• Rabu, 17 Desember 2025

Kisruh Dugaan Mafia Anggaran Media di DPRD Tanggamus, Rp5,5 Miliar Advertorial Gagal Cair

Rabu, 17 Desember 2025 - 12.02 WIB
111

Kantor DPRD Kabupaten Tanggamus. Foto: Kupastuntas.co

Kupastuntas.co, Tanggamus - Anggaran publikasi Sekretariat DPRD Kabupaten Tanggamus tahun anggaran 2025 yang mencapai Rp6,7 miliar kini menjadi sorotan tajam. Di balik angka itu, tersimpan dugaan praktik mafia anggaran media massa yang selama ini nyaris tak tersentuh, sebelum akhirnya mencuat ke permukaan melalui hearing terbuka Forum Bersama Ketua Organisasi Profesi (FBKOP) dengan DPRD.

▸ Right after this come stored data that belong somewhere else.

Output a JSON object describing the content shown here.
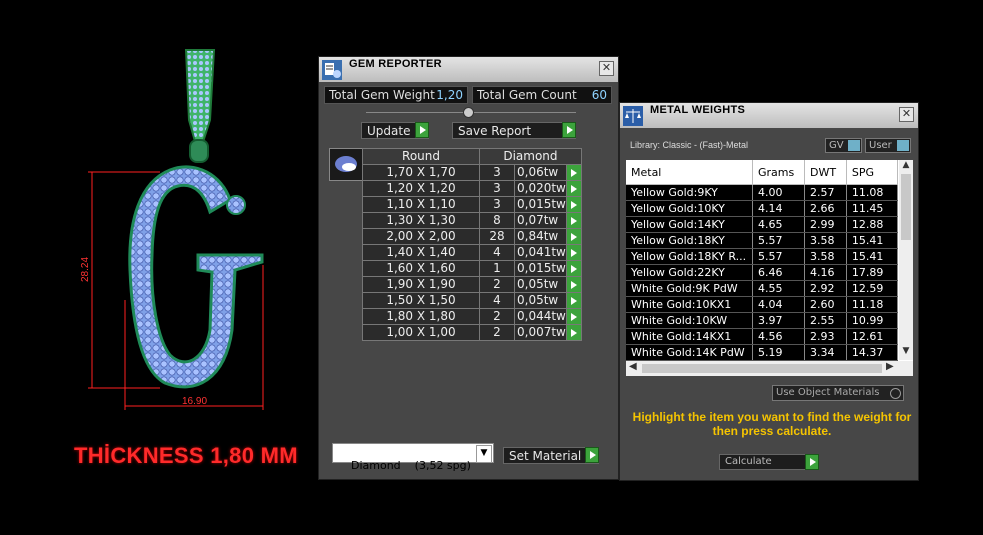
{
  "viewport": {
    "dimension_height": "28.24",
    "dimension_width": "16.90",
    "thickness_label": "THİCKNESS 1,80 MM"
  },
  "gem_reporter": {
    "title": "GEM REPORTER",
    "total_weight_label": "Total Gem Weight",
    "total_weight_value": "1,20",
    "total_count_label": "Total Gem Count",
    "total_count_value": "60",
    "update_label": "Update",
    "save_report_label": "Save Report",
    "col_shape": "Round",
    "col_material": "Diamond",
    "rows": [
      {
        "size": "1,70 X 1,70",
        "count": "3",
        "weight": "0,06tw"
      },
      {
        "size": "1,20 X 1,20",
        "count": "3",
        "weight": "0,020tw"
      },
      {
        "size": "1,10 X 1,10",
        "count": "3",
        "weight": "0,015tw"
      },
      {
        "size": "1,30 X 1,30",
        "count": "8",
        "weight": "0,07tw"
      },
      {
        "size": "2,00 X 2,00",
        "count": "28",
        "weight": "0,84tw"
      },
      {
        "size": "1,40 X 1,40",
        "count": "4",
        "weight": "0,041tw"
      },
      {
        "size": "1,60 X 1,60",
        "count": "1",
        "weight": "0,015tw"
      },
      {
        "size": "1,90 X 1,90",
        "count": "2",
        "weight": "0,05tw"
      },
      {
        "size": "1,50 X 1,50",
        "count": "4",
        "weight": "0,05tw"
      },
      {
        "size": "1,80 X 1,80",
        "count": "2",
        "weight": "0,044tw"
      },
      {
        "size": "1,00 X 1,00",
        "count": "2",
        "weight": "0,007tw"
      }
    ],
    "material_select": "Diamond    (3,52 spg)",
    "set_material_label": "Set Material"
  },
  "metal_weights": {
    "title": "METAL WEIGHTS",
    "library": "Library: Classic - (Fast)-Metal",
    "gv_label": "GV",
    "user_label": "User",
    "columns": [
      "Metal",
      "Grams",
      "DWT",
      "SPG"
    ],
    "rows": [
      [
        "Yellow Gold:9KY",
        "4.00",
        "2.57",
        "11.08"
      ],
      [
        "Yellow Gold:10KY",
        "4.14",
        "2.66",
        "11.45"
      ],
      [
        "Yellow Gold:14KY",
        "4.65",
        "2.99",
        "12.88"
      ],
      [
        "Yellow Gold:18KY",
        "5.57",
        "3.58",
        "15.41"
      ],
      [
        "Yellow Gold:18KY R...",
        "5.57",
        "3.58",
        "15.41"
      ],
      [
        "Yellow Gold:22KY",
        "6.46",
        "4.16",
        "17.89"
      ],
      [
        "White Gold:9K PdW",
        "4.55",
        "2.92",
        "12.59"
      ],
      [
        "White Gold:10KX1",
        "4.04",
        "2.60",
        "11.18"
      ],
      [
        "White Gold:10KW",
        "3.97",
        "2.55",
        "10.99"
      ],
      [
        "White Gold:14KX1",
        "4.56",
        "2.93",
        "12.61"
      ],
      [
        "White Gold:14K PdW",
        "5.19",
        "3.34",
        "14.37"
      ]
    ],
    "use_object_materials": "Use Object Materials",
    "hint": "Highlight the item you want to find the weight for then press calculate.",
    "calculate_label": "Calculate"
  }
}
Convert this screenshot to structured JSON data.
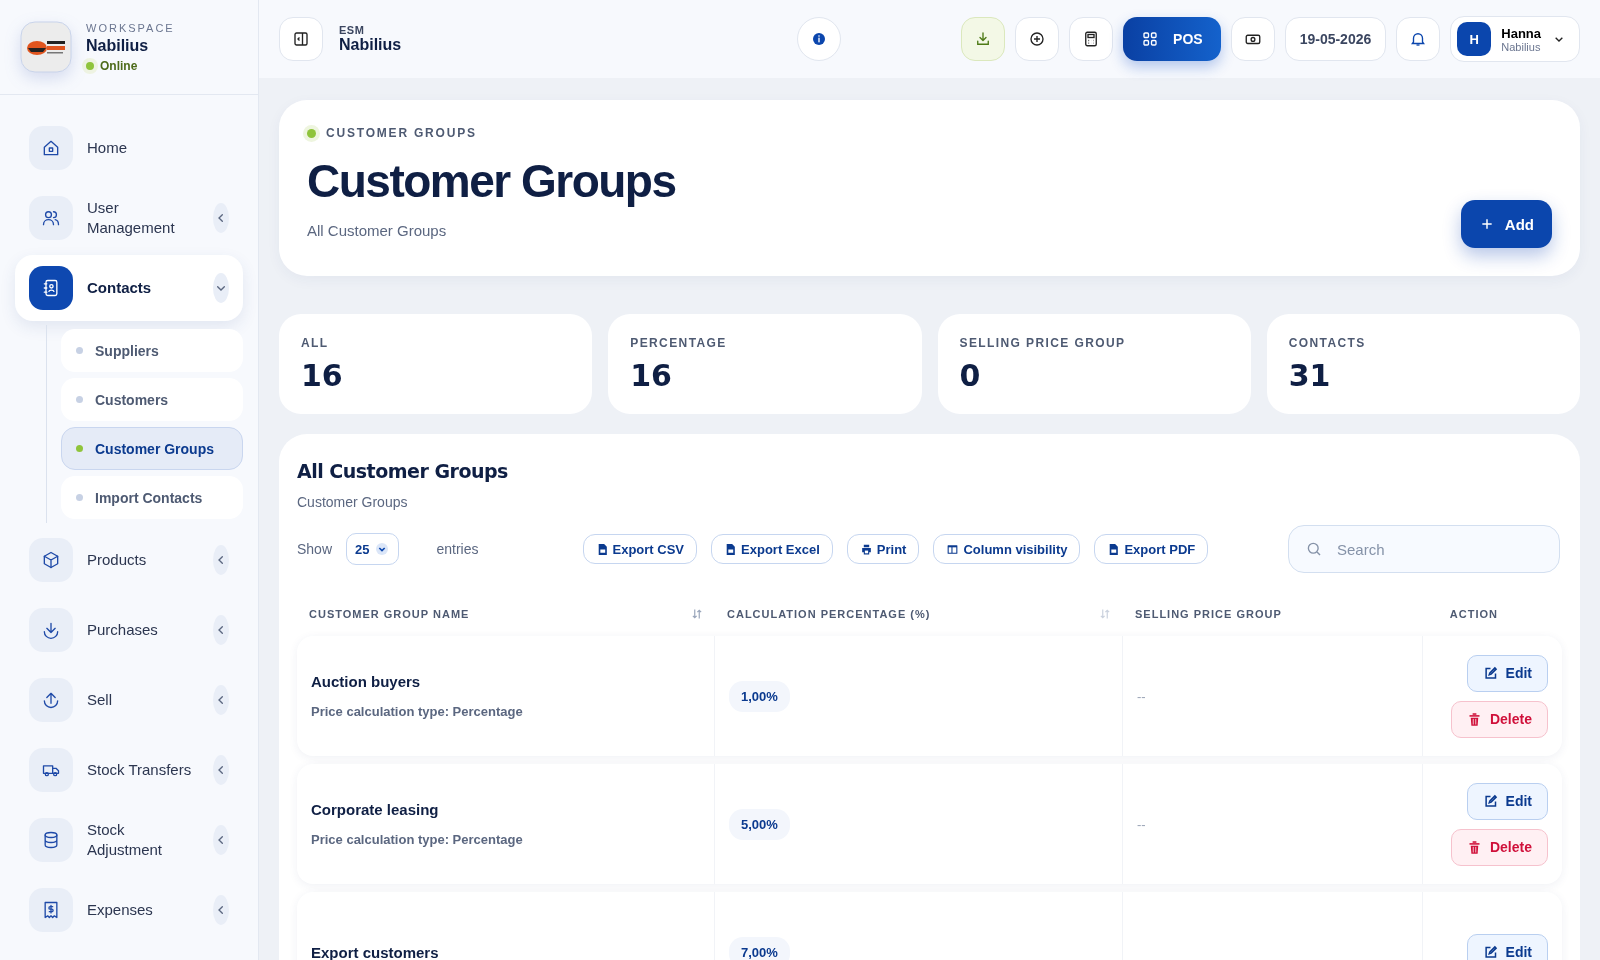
{
  "sidebar": {
    "workspace_label": "WORKSPACE",
    "workspace_name": "Nabilius",
    "status": "Online",
    "online": true,
    "nav": [
      {
        "label": "Home",
        "selected": false
      },
      {
        "label": "User Management",
        "selected": false,
        "expanded": false
      },
      {
        "label": "Contacts",
        "selected": true,
        "expanded": true,
        "children": [
          {
            "label": "Suppliers",
            "selected": false
          },
          {
            "label": "Customers",
            "selected": false
          },
          {
            "label": "Customer Groups",
            "selected": true
          },
          {
            "label": "Import Contacts",
            "selected": false
          }
        ]
      },
      {
        "label": "Products",
        "selected": false,
        "expanded": false
      },
      {
        "label": "Purchases",
        "selected": false,
        "expanded": false
      },
      {
        "label": "Sell",
        "selected": false,
        "expanded": false
      },
      {
        "label": "Stock Transfers",
        "selected": false,
        "expanded": false
      },
      {
        "label": "Stock Adjustment",
        "selected": false,
        "expanded": false
      },
      {
        "label": "Expenses",
        "selected": false,
        "expanded": false
      }
    ]
  },
  "topbar": {
    "section": "ESM",
    "title": "Nabilius",
    "pos_label": "POS",
    "date": "19-05-2026",
    "user": {
      "initial": "H",
      "name": "Hanna",
      "org": "Nabilius"
    }
  },
  "header": {
    "eyebrow": "CUSTOMER GROUPS",
    "title": "Customer Groups",
    "subtitle": "All Customer Groups",
    "add_label": "Add"
  },
  "stats": [
    {
      "label": "ALL",
      "value": "16"
    },
    {
      "label": "PERCENTAGE",
      "value": "16"
    },
    {
      "label": "SELLING PRICE GROUP",
      "value": "0"
    },
    {
      "label": "CONTACTS",
      "value": "31"
    }
  ],
  "table": {
    "title": "All Customer Groups",
    "subtitle": "Customer Groups",
    "show_label": "Show",
    "page_size": "25",
    "entries_label": "entries",
    "exports": [
      "Export CSV",
      "Export Excel",
      "Print",
      "Column visibility",
      "Export PDF"
    ],
    "search": {
      "placeholder": "Search"
    },
    "columns": [
      {
        "label": "CUSTOMER GROUP NAME",
        "sortable": true
      },
      {
        "label": "CALCULATION PERCENTAGE (%)",
        "sortable": true
      },
      {
        "label": "SELLING PRICE GROUP",
        "sortable": false
      },
      {
        "label": "ACTION",
        "sortable": false
      }
    ],
    "rows": [
      {
        "name": "Auction buyers",
        "type": "Price calculation type: Percentage",
        "percentage": "1,00%",
        "selling_price_group": "--",
        "actions": [
          {
            "kind": "edit",
            "label": "Edit"
          },
          {
            "kind": "delete",
            "label": "Delete"
          }
        ]
      },
      {
        "name": "Corporate leasing",
        "type": "Price calculation type: Percentage",
        "percentage": "5,00%",
        "selling_price_group": "--",
        "actions": [
          {
            "kind": "edit",
            "label": "Edit"
          },
          {
            "kind": "delete",
            "label": "Delete"
          }
        ]
      },
      {
        "name": "Export customers",
        "percentage": "7,00%",
        "actions": [
          {
            "kind": "edit",
            "label": "Edit"
          }
        ]
      }
    ]
  }
}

Penelusuran yang dilakukan redaksi menemukan indikasi kuat adanya pengondisian belanja advertorial di Sekretariat DPRD Tanggamus.

Dari total anggaran tersebut, sekitar Rp5,5 miliar dialokasikan khusus untuk advertorial media massa, angka yang dinilai tidak sebanding dengan pola distribusi yang terjadi di lapangan.

Berdasarkan keterangan sejumlah sumber internal dan insan pers lokal, pola pembagian anggaran advertorial diduga tidak dilakukan secara terbuka.

Sejumlah media tertentu disebut masuk dalam kategori “prioritas”, dengan nilai kerja sama yang fantastis, berkisar Rp250 juta hingga Rp500 juta per media.

Sebaliknya, puluhan media lain, baik cetak maupun online hanya memperoleh satu kali pemasangan advertorial, tanpa kejelasan dasar penetapan, ukuran oplah, trafik, atau mekanisme evaluasi.

“Tidak ada seleksi terbuka, tidak ada penjelasan indikator. Semua seolah sudah ditentukan sejak awal,” ujar Imron Tara, seorang wartawan yang terlibat langsung dalam proses tersebut, Rabu (17/12/2025).

Pola ini memunculkan dugaan adanya monopoli anggaran yang dikendalikan oleh pihak-pihak tertentu dengan memanfaatkan pengaruh di lingkaran DPRD.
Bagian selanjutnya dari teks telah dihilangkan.